Lessons learned: Visalia amends municipal code to save historic district

Demolition last year of Visalia’s first apartment building, the Odell-Mor, kicked off efforts to change the city’s municipal code so Visalia won’t lose even more parts of its history.

The Visalia City Council directed the Historic Preservation Advisory Committee to revise the Historic Preservation District Ordinance to protect historic structures and sites from future destruction and blight.

This home on Murray Ave was upgraded from Background to Focus for its Queen Anne style architecture. Before the amendment this home could have been demolished.

The committee completed its review of the ordinance in May of this year, and presented their recommendations to the Visalia Planning Commission on July 11.

Historic structures are given one of three classifications; Exceptional, Focus, or Background. Neither the committee nor the Visalia City Council were previously able to deny a demolition permit of buildings classified Background.

The new ordinance gives the committee authority to stop the demolition of any building in Visalia’s Historic District or listed on Visalia’s Local Registry regardless of its classification. In addition, the new ordinance removes the exemption that Local Register structures located outside the Historic District and classified as “Background” cannot be reviewed by the committee when the owner wants to make alterations.

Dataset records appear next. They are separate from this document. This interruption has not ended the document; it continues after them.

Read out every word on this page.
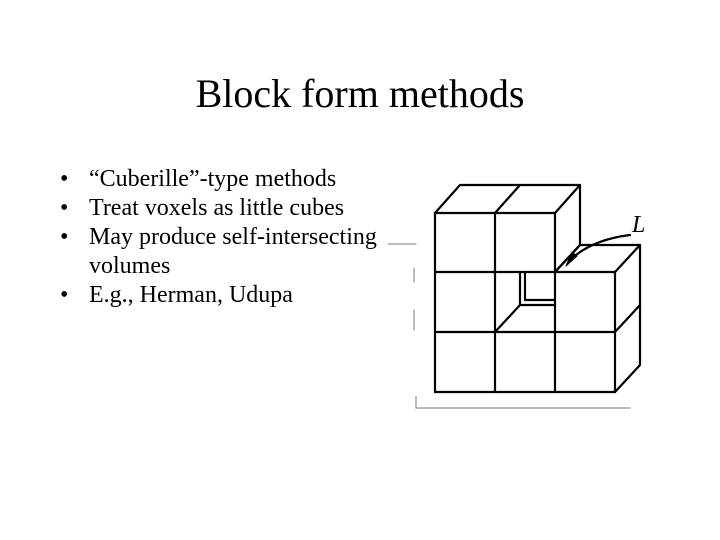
Block form methods
• “Cuberille”-type methods
• Treat voxels as little cubes
• May produce self-intersecting volumes
• E.g., Herman, Udupa
L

This home is an example of Mission Revival/Regency architecture. This home also could have been demolished before the new ordinance

Removal of this exemption allows the committee to review requested exterior alterations for any property that is within the Historic District or on the Local Register.

This change would affect 36 properties with a Background classification.

The planning commission voted 4-0, with Commissioner Adam Peck recusing himself, to change the code.

First comprehensive review of register since 2013

Besides an update to the ordinance, the city requested that the committee perform a comprehensive review of all the buildings on the register.

The Local Register update was needed to ensure that historic buildings, particularly those located outside the bounds of the Historic District, were assigned an appropriate classification to protect them from alterations or demolition.

The committee and community volunteers visited all 368 properties on the Local Register early in 2021 and conducted surveys of each site. Surveys involved photographing each Local Register structure, documenting existing conditions, cross-referencing observations with previous surveys, and noting any physical changes, and occasionally speaking to property owners and members of the public.

There are 678 properties located in the Historic District and 368 properties listed on the Local Register that may or may not be inside the historic district.

This building on Oak Ave contains “uncommon adobe brick construction” and is only structure of its kind in Visalia. Upgraded from Background to Exceptional.

As a result of their review, the Local Register of Historic Structures Update recommended the reclassification of 82 properties and removal of 18 properties currently listed on the Local Register.

A total of 32 properties were recommended by the committee to be upgraded to Exceptional.

Of those sites, 27 of were upgraded from a Focus classification. But five were recognized for their historical significance and were upgraded from Background.

Examples of those upgraded from “Focus” to “Exceptional” include the St. Mary’s Catholic Church Doherty Center building located at 520 N. Church Street (a former convent) and the Crotty Mansion at 617 N. Encina Street.

A total of 41 properties were recommended by the committee to be changed from their existing classifications to “Focus”. Of these, 40 properties are recommended to be upgraded from “Background” to “Focus”.

One property on on W. Myrtle Avenue, was actually downgraded because the owner had altered the façade with aluminum siding.

Of the 18 properties recommended for removal from any historical list, 15 were because the original historic structure is no longer located on the property due to demolition, destruction due to fire, or relocation to a different site.

The remaining three properties on the list are proposed for removal due to either a lack of architecturally significant features, or the substantial loss of significant features due to alterations conducted over time.

The committee recommended that the advisory group revisit the historical list once every five years.